Saturday, December 23, 2006

Uma história para contar devagarinho IX

Houve um dia em que tentei substituir-te ... achava possível ... queria alguém próximo, que me fizesse esquecer a distância...Roma era tão longe. Pessoas e sentimentos não se trocam ... ele não és tu e tu não serás ele. Escolhi-o, como se estivéssemos num mercado, uma feira de humanos - é este, porque esteve contigo, porque é teu amigo ... Há horas do diabo.

Parecia-me nessa altura que se não tinha resultado ao longo de cinco anos, nunca iria resultar... daí a minha escolha ... acreditei que era a correcta... que era ele. Depois vi-te, reencontrei-te ... quando me abriste a porta dele . Esperámos até aos seis anos ... nesse dia 7 pensei - e porque não? Se sempre foste tu... daí ceder quando já nem acreditavas ser possível ... Há horas do diabo.

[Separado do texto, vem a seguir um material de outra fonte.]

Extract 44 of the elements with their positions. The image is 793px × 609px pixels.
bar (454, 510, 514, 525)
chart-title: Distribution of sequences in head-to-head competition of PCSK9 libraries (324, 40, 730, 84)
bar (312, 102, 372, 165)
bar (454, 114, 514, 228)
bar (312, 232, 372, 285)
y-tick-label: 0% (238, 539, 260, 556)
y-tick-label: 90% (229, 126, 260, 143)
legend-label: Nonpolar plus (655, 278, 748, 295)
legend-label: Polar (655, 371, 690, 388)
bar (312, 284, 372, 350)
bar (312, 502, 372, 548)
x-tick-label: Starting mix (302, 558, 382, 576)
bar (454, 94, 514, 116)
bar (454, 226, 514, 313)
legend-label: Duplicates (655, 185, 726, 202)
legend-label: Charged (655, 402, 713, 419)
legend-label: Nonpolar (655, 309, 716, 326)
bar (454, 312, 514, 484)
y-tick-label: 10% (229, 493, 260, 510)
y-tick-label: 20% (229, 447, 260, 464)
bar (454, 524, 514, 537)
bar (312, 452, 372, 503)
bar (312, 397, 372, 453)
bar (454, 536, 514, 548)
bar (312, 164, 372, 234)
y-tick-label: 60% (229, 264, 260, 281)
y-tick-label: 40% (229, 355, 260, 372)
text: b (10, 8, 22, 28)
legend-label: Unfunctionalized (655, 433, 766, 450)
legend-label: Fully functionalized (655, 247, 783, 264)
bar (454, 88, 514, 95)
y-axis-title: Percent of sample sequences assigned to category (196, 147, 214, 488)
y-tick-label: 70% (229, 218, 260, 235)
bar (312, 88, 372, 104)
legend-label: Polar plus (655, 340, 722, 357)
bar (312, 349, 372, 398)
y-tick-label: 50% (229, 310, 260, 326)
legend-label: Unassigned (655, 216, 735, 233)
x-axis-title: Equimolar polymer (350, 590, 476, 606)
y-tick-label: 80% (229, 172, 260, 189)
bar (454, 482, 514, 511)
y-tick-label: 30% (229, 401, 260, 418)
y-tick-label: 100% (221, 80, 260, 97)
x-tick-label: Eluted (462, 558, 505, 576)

Transcrevo este texto do meu caderno, não para tu saberes... mas porque alguém disse hoje, alguém que eu estimo - se não resultou ao longo destes dois anos e meio, já não vai resultar. A ideia pareceu-me tão errada e cheia de desesperança ... é para a minha Bi que escrevo. Mais tarde será tarde e agora já é tarde ... esqueceu-se do amanhã. Nós existimos, apesar de todas as nossas escolhas erradas ... quando nenhum de nós julgaria possível consertar o que o tempo, a distância, a ausência e os nossos melhores amigos destruíram. Porque há horas do diabo... há ... momentos que duram segundos e estragam vidas. Mas também há horas do diabo ... momentos em que decidimos que ninguém estraga a nossa.